Gartner analyst Eric Paulak told CW360.com, "We would not recommend people jump ship right now. WorldCom is not going to fall apart in the way KPNQWest [the bankrupt European telco] has."

Paulak added that most of WorldCom clients do not have adequate termination clauses in their contracts, which means they could be hit with punitive payments for dropping the troubled telco.

WorldCom was pushed to the brink of bankruptcy this week when it admitted to a £2.5bn hole in its accounts. It now faces US congressional and Securities and Exchange Commission investigations.

Both Meta and Gartner agree that there is no immediate risk that WorldCom will pull the plug but Meta warned, "Service quality will decline rapidly".

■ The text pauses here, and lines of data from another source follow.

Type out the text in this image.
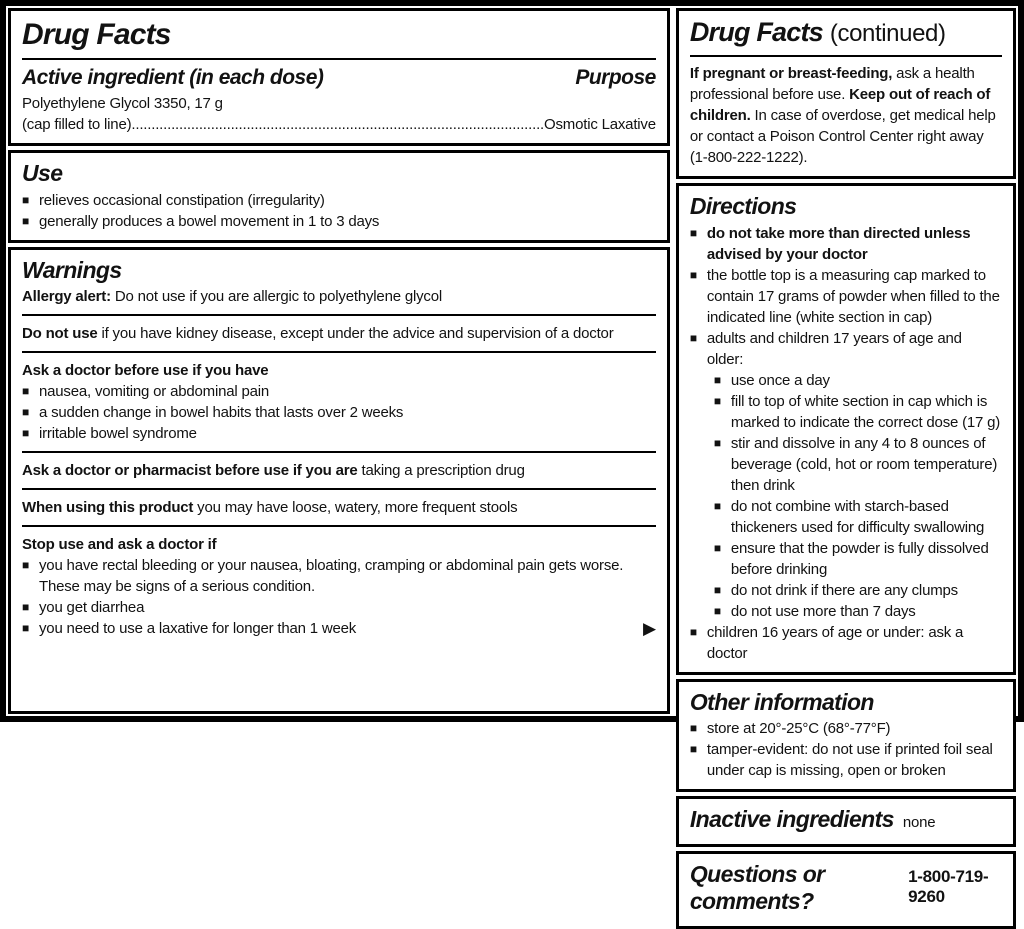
Drug Facts
Active ingredient (in each dose)	Purpose
Polyethylene Glycol 3350, 17 g
(cap filled to line) ........................................................................................................ Osmotic Laxative
Use
■ relieves occasional constipation (irregularity)
■ generally produces a bowel movement in 1 to 3 days
Warnings

Allergy alert: Do not use if you are allergic to polyethylene glycol

Do not use if you have kidney disease, except under the advice and supervision of a doctor

Ask a doctor before use if you have

■ nausea, vomiting or abdominal pain
■ a sudden change in bowel habits that lasts over 2 weeks
■ irritable bowel syndrome

Ask a doctor or pharmacist before use if you are taking a prescription drug

When using this product you may have loose, watery, more frequent stools

Stop use and ask a doctor if

■ you have rectal bleeding or your nausea, bloating, cramping or abdominal pain gets worse. These may be signs of a serious condition.
■ you get diarrhea
■ you need to use a laxative for longer than 1 week	▶
Drug Facts (continued)

If pregnant or breast-feeding, ask a health professional before use. Keep out of reach of children. In case of overdose, get medical help or contact a Poison Control Center right away (1-800-222-1222).

Directions
■ do not take more than directed unless advised by your doctor
■ the bottle top is a measuring cap marked to contain 17 grams of powder when filled to the indicated line (white section in cap)
■ adults and children 17 years of age and older:
■ use once a day
■ fill to top of white section in cap which is marked to indicate the correct dose (17 g)
■ stir and dissolve in any 4 to 8 ounces of beverage (cold, hot or room temperature) then drink
■ do not combine with starch-based thickeners used for difficulty swallowing
■ ensure that the powder is fully dissolved before drinking
■ do not drink if there are any clumps
■ do not use more than 7 days
■ children 16 years of age or under: ask a doctor
Other information
■ store at 20°-25°C (68°-77°F)
■ tamper-evident: do not use if printed foil seal under cap is missing, open or broken
Inactive ingredients none
Questions or comments?
1-800-719-9260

It urged users without exit clauses in their contracts to "examine their contractual commitments and plan to migrate business-critical traffic immediately to other carriers to mitigate against catastrophic failure."

The analyst group urged users to watch WorldCom cashflow pronouncements closely as the company cuts staffing, capital outlays and sells off parts of the network to fund continuing operations and maintenance.

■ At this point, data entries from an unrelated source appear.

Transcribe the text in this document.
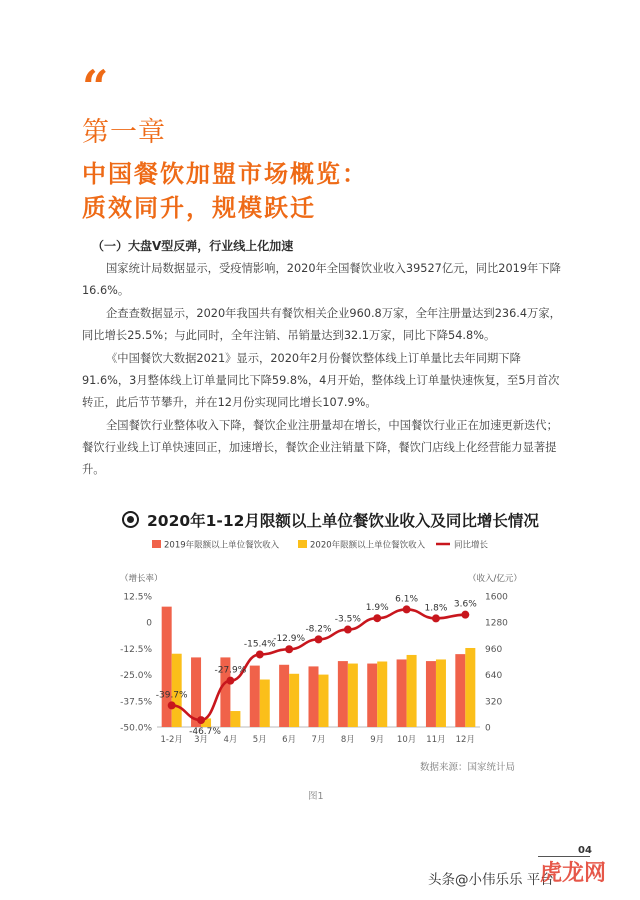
“
第一章
中国餐饮加盟市场概览：
质效同升，规模跃迁
（一）大盘V型反弹，行业线上化加速

国家统计局数据显示，受疫情影响，2020年全国餐饮业收入39527亿元，同比2019年下降16.6%。

企查查数据显示，2020年我国共有餐饮相关企业960.8万家，全年注册量达到236.4万家，同比增长25.5%；与此同时，全年注销、吊销量达到32.1万家，同比下降54.8%。

《中国餐饮大数据2021》显示，2020年2月份餐饮整体线上订单量比去年同期下降91.6%，3月整体线上订单量同比下降59.8%，4月开始，整体线上订单量快速恢复，至5月首次转正，此后节节攀升，并在12月份实现同比增长107.9%。

全国餐饮行业整体收入下降，餐饮企业注册量却在增长，中国餐饮行业正在加速更新迭代；餐饮行业线上订单快速回正，加速增长，餐饮企业注销量下降，餐饮门店线上化经营能力显著提升。

2020年1-12月限额以上单位餐饮业收入及同比增长情况
2019年限额以上单位餐饮收入	2020年限额以上单位餐饮收入	同比增长
（增长率）	（收入/亿元）
12.5%
0
-12.5%
-25.0%
-37.5%
-50.0%
1600
1280
960
640
320
0
1-2月 3月 4月 5月 6月 7月 8月 9月 10月 11月 12月
-39.7%
-46.7%
-27.9%
-15.4%
-12.9%
-8.2%
-3.5%
1.9%
6.1%
1.8% 3.6%
数据来源：国家统计局
图1
04
头条@小伟乐乐 平台
虎龙网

Meta Group has predicted that telecom pricing will rise in 12 to 18 months by some 10% to 15%. In the short term, however, "prices will continue to drop as stronger competitors drive weaker competitors from the field, starving them of cashflow by competing with lower prices".

Analysts groups such as Meta, Gartner and Yankee Group insist that enterprises should focus on the stability of their networks rather than the cost of telecommunications services.

"The cost to the business of a network outage is frequently much higher than any savings offered by discount carriers," warned Meta.